The chart in Figure 3.2 offers conjecture with respect to a maturity order of the 24 categories, evolving such as to provide basic solutions upon which NDC developers can build. The y axis, degree of decoupling, captures component decomposition as well as the movement of intelligence closer to the "edge" of networks; the impact of Moore's law over time, upon which various categories of NDC development will build, is also implied here and will accommodate an even greater decoupling.

03fig02.jpgFigure 3.2. Evolution of NDC over time (pro forma)

Given an accelerating rate of innovation in the major technology trends cited earlier (some of which are themselves fitscapes of NDC), it is a given that any estimates of future developments, relationships, or dependencies among these should be viewed as speculative. The odds are perhaps not as high as those against walking into the Atlantis Hotel and Casino in Reno, Nevada, placing a $3 bet in the MegaBucks machine, pulling the handle, and winning the jackpot in one try. But futures in NDC are nevertheless speculative.

I will say more about the Atlantis Casino later in the context of real-world implementation, which, as you may know, is not always by design. Nor is implementation research, strictly speaking by design; implementations are less erudite and much dirtier than speculation, research, or theory would have us believe. But for now, an overview of many of the current NDC R&D fitscapes is in order.

Ubiquitous Computing

In a well-connected network, we can begin with any node and theoretically find our way to each of the others by following links along the way. Begin with an end in mind, and you'll find lofty ideals touted by an inspired fitscape. The teleological vector of technology,[2] at least that which is heir to Turing's mind child, is ubiquitous computing. Pervasive computing would make information available everywhere; ubiquitous computing would require information everywhere. There is a subtle but certain difference, one that will provide NDC challenges for years beyond the near-future, pervasive-computing world that we might soon imagine.

Buildings need to be smart, down to the rivet. Electrical systems need to be smart, down to the light bulb. Monetary systems need to be smart, down to the penny. And all those systems and more need to be connected and available down to the network if the ultimate in ephemeralization is ever to be approached. Are continuing productivity increases necessary? Goff's axiom may apply here as well. What do we call economies that do not grow? The essence of economic growth is increasing productivity. Unless we are prepared both to forgo economic organizational assumptions altogether and begin anew, as it were, with other approaches (which may be even more painful to consider than economic stagnation) and to decline given current assumptions, we cannot turn away from the path of ephemeralization. There is no other direction, therefore, than eagerly toward ubiquitous computing.

Many authors do not distinguish between "pervasive" and "ubiquitous" when it comes to computing visions; even Mark Weiser used the terms synonymously. But I think it's important to be cognizant of the differences and argue that we will enjoy the fruits of one even as we continue to pursue the other. Indeed, we are beginning to see early signs of pervasive computing today. Any city in which I can easily find an "information field," in which dynamic network connections can be enjoined via a mobile computing device, is one in which pervasive computing potential has emerged. Arguably, any place where an I-mode phone can function is a place of pervasive computing. But until all possible computing applications are explored and every niche for network intelligence fully exploited, ubiquitous computing will remain the unseen terminal of a teleological vector.

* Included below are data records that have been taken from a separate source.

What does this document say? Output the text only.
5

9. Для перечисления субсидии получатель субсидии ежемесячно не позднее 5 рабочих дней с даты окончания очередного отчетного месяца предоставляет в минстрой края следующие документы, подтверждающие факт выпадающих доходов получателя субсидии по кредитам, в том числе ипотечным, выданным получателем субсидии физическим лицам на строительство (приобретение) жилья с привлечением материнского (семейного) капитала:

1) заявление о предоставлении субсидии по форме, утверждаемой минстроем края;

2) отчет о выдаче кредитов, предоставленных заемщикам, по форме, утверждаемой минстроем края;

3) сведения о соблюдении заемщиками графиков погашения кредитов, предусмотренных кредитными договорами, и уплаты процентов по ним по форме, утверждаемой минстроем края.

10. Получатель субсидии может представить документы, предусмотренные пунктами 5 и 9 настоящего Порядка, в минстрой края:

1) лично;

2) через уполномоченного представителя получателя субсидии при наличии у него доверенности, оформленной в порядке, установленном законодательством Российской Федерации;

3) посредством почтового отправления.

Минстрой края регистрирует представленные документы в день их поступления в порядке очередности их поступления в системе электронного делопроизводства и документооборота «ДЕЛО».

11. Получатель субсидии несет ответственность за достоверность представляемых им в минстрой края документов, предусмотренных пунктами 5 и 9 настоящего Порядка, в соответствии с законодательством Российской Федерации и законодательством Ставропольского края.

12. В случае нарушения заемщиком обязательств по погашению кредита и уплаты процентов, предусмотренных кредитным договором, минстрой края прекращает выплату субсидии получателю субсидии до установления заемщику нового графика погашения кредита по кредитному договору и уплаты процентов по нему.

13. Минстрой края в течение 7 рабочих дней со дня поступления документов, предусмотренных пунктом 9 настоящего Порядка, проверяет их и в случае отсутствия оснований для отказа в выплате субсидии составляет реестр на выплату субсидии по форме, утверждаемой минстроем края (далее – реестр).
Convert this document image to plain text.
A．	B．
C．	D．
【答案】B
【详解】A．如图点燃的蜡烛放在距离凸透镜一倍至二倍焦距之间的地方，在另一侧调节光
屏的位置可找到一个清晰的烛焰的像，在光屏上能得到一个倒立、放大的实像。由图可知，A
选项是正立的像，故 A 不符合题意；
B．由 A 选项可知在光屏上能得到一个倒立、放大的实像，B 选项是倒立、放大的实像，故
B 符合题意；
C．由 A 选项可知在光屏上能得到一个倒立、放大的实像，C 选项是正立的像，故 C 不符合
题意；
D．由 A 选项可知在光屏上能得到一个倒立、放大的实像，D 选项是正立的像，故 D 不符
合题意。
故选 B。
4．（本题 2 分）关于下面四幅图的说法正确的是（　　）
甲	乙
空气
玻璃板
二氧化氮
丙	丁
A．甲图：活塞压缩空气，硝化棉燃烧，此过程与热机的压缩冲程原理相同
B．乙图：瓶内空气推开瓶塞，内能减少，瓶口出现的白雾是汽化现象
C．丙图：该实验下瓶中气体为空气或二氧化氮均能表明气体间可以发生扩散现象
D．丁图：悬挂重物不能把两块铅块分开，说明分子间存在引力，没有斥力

Once computers disappear and dynamic, ad hoc ensembles of software swarm about like beneficent organisms to serve our every whim, utilizing resources with previously unimaginable efficiencies, a miraculous invisible network may then emerge which is as unfathomable to our early 21st-century minds as a wireless Internet-connected device would have been to a pre-Copernican vision. The Network Age is the age of magic. NDC developers, by virtue of the myriad fitscapes in which we all play, are the magicians of this new age. Ubiquitous computing is our shared Nirvana—whether we realize it or not.